Собрание сочинений в десяти томах. Том третий. Из моей жизни: Поэзия и правда - Иоганн Гете
Шрифт:
Интервал:
Закладка:
Если его добросовестные усилия и не могли даровать мне больший талант, то все же эта его любовь к порядку, неприметно на меня влиявшая, впоследствии сказывалась неоднократно в самых различных формах.
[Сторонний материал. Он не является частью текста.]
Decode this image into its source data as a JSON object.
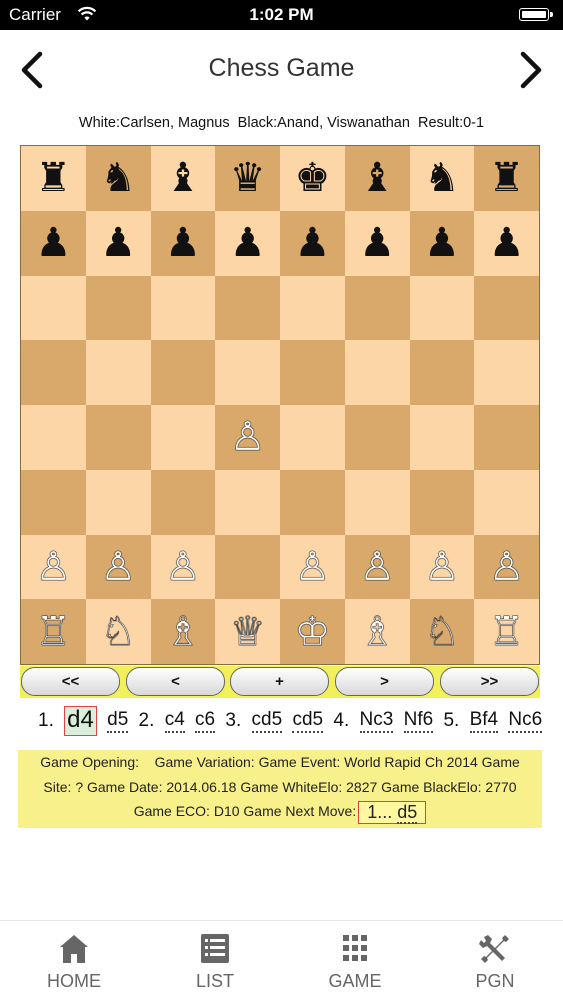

Из таких увеселительных, а иногда и преследующих художественные цели экскурсий, которые можно совершить за короткое время и повторять, сколько душе угодно, меня тем не менее всегда тянул домой магнит, издавна на меня воздействовавший, — моя сестра. Будучи лишь на один год моложе меня, она сделалась спутницей всей моей сознательной жизни, и мы были страстно привязаны друг к другу. К этому естественному чувству присоединилось еще и взаимное тяготение, обусловленное нашими домашними обстоятельствами: отец, любящий и благожелательный, но суровый, имея от природы нежное сердце, внешне с невероятной последовательностью соблюдал железную строгость, с помощью которой надеялся достигнуть своей цели — дать наилучшее воспитание детям, а также упрочить и упорядочить жизнь в своем респектабельном доме. Ему противостояла мать, сама еще почти ребенок, чье сознание росло вместе с ростом двух старших ее детей. Мы все трое здраво смотрели на мир, были полны жизни и жажды безотлагательных радостей. Разногласия в пашей семье возрастали с течением времени. Отец непрерывно и непоколебимо преследовал свои цели; мать и дети не умели поступиться своими чувствами, требованиями и желаниями.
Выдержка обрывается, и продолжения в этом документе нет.